9. But other mornings when I wake up with only four hours of sleep, I stay upright with uncountable cups of coffee. I take the bus instead of walking to campus. Inside the classroom, I am greeted by eyes glassier than mine. They fidget. They crane their necks to check the clock in the corner. I know I am droning on. I rifle through notes and past lessons in my head. Help! How do I bring them back to life? How do I feign my own interest?

10. Some students write with such grace and intelligence they rattle my insides like a maraca, their words the seeds that shake my soul. Others make me worry why they care so little about the stories they carry, who they have been, who they are now, what are their sentences that make them them.

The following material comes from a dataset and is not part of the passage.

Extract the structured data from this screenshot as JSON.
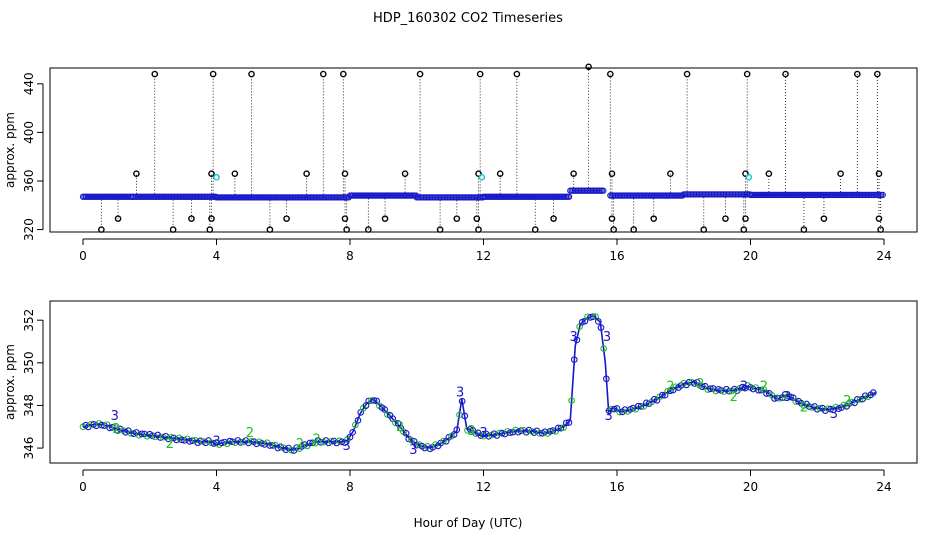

11. Most days I love most of my students. It makes me happy when they send me emails with deep thoughts on what we have read for homework or discussed in class. I won’t lie that it disappoints me when they cannot point to Canada or Mexico on the map or are flabbergasted to learn that Europe and Africa are a jump away from each other. I won’t lie that there are those who inspire fear when they say, “Let’s nuke the hell out of it all—the Middle East, Asia, India.” On those days, I walk back home with a friend on the phone; I watch over my shoulders when I cross a poorly lit street.

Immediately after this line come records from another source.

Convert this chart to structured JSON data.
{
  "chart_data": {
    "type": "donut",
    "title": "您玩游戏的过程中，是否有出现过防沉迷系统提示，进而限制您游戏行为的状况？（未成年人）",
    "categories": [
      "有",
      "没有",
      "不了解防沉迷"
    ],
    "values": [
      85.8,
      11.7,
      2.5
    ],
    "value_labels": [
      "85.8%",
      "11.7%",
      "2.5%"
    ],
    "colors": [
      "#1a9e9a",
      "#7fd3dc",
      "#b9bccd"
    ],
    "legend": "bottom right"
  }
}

12. On the night before the start of every new semester, I prep furiously. I barely sleep for three hours, wracked by versions of the same nightmare. What if I open my mouth and no words of English come out? What if my syllabus is dismissed as “busy work?” Is there a more terrifying phrase in American academia than “busy work”? What if there isn’t enough infotainment? I imagine that in most of my fears I am unified with all the capable professors I had when I was a student. But the last fear is mine alone. I am sure none of my stern-faced professors ever spared a thought about the entertainment value of their class. But I live and teach in a different time. My fortunes rise and fall on

13. I join a university-wide committee where no one pays me, the only untenured adjunct professor, any attention. Still, I show up to every meeting. I write recommendation letters for every student who asks for one or two or five; I collaborate with librarians and faculty members from my department and others; I show up to deliver guest lectures; I serve as unofficial advisor and mentor for international students; I give away so much of my time and energy for free, and yet, I, a brown woman on a predominantly white campus, I remain unseen. I take to doodling Ganesha in the margins of my notebook. I make his elephantine nose rest on his enormous belly, its girth feels the same size as my invisibility. I change strategies. I quit the grownup committees and turn for inspiration to the two student-run clubs I join as faculty advisor. The students have no time to talk, their energy radiates from their fingertips like fireworks. It takes the shape of the words and plans they cast out into the universe.

14. Sixteen semesters in, I still don’t know the blocks that go into making a perfect professor. How can I? As an adjunct, I am not eligible for any awards or grants or travel money. But once, as a grad student, I won a teaching award for which my students nominated me, and that was amazing. I don’t go drinking in my small town because I don’t want to run into the same students. I read my evaluations at the end of every semester. I promise to do better. More smiles. More patience. More encouraging notes. The bizarre students don’t go away. One tells me he can only concentrate in class when he blasts music through the headphone plugged into his left ear. A Catholic signs off all her emails with, “Blessings.” When she learns I don’t go to Church nor have I found Jesus, she gives me glorious updates of how she has been regularly praying for my soul. A third insists his absence should be excused because his grandmother is dead. When I do, he emails again right before the next assignment, “My roommate shot himself.” I scan the local newspaper, find nothing. Two days later I learn he has been hauled away from his job for failing a drug test. I return to the classroom. I try to not be the most boring professor on earth.